Credit Suisse President Axel Lehmann on Tuesday blamed shareholders for the Swiss bank’s failure to revive itself, requiring government intervention for Credit Suisse to take over rival UBS Group AG, Reuters and Agerpres report.

Axel LehmannPhoto: Fabrice COFFRINI / AFP / Profimedia

“I apologize for not being able to stop the loss of trust that has built up over several years and for letting you down,” Axel Lehmann told Credit Suisse shareholders gathered for the last annual general meeting in the bank’s 167-year history .

“We failed to stop the impact of scandals and counter negative news with positive facts. In the end, the bank could not be saved,” added Lehmann.

Two weeks ago, UBS agreed to buy rival Credit Suisse for three billion Swiss francs ($3.3 billion) in a deal brokered by the Swiss government, the National Bank and the Financial Markets Regulator to avoid the collapse of the Swiss company. financial system.

Swiss authorities insist that given the urgency with which things unfolded, they had no choice. In the days leading up to the UBS buyout, Credit Suisse had seen a sharp deterioration in its ability to access liquidity.

The Swiss government bailed out the shareholders of Credit Suisse

According to Swiss Finance Minister Karin Keller-Sutter, a state takeover of Credit Suisse or a controlled liquidation process are not viable alternatives, given the unacceptable financial risks they would create for taxpayers.

Credit Suisse shareholders, who will receive just 76 cents for each of their own Credit Suisse shares, will gather in Zurich on Tuesday for a final general meeting. There will also be a UBS shareholders meeting later, also in Zurich.

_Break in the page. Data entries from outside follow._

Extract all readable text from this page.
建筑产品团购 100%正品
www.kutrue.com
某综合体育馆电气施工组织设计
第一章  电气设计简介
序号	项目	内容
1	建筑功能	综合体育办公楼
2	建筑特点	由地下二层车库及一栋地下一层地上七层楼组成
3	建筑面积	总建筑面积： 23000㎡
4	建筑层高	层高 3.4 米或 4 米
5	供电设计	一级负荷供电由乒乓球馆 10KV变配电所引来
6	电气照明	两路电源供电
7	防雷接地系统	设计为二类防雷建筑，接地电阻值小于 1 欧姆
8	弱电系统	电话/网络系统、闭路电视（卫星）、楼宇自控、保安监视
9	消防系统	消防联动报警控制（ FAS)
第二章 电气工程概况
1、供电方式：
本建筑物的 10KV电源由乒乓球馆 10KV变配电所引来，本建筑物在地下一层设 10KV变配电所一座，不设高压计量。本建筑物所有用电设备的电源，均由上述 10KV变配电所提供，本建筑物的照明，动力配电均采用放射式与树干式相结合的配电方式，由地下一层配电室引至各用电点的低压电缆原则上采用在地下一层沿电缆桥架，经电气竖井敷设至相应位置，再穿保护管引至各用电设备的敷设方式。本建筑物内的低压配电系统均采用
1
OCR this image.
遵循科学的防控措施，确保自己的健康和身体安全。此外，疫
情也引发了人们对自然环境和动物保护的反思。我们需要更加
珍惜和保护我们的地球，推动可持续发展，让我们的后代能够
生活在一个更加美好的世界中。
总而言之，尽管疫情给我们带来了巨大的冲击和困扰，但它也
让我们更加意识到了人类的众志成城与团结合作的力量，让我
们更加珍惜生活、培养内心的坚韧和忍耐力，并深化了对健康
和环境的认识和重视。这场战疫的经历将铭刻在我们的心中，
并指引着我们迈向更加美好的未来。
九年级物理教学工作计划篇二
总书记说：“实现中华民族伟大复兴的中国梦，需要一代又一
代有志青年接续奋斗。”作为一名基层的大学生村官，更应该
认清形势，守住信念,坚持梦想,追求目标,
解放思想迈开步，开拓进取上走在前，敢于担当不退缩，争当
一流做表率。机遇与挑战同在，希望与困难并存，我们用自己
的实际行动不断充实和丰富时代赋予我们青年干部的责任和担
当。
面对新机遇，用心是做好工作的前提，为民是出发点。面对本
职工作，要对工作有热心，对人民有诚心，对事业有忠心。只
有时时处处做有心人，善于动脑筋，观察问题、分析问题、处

The merger of UBS/Credit Suisse will be carried out without the approval of the shareholders, the authorities cancel the obligation to consult with the shareholders in the interests of the stability of the financial market.

Switzerland’s attorney general has announced the opening of an investigation into the UBS Credit Suisse takeover, saying in a report that “numerous events” surrounding the deal merit investigation.

The collapse of Credit Suisse followed the sudden bankruptcy of US banks Silicon Valley Bank and Signature Bank, an event that caused panic among investors and contagion in the European banking market.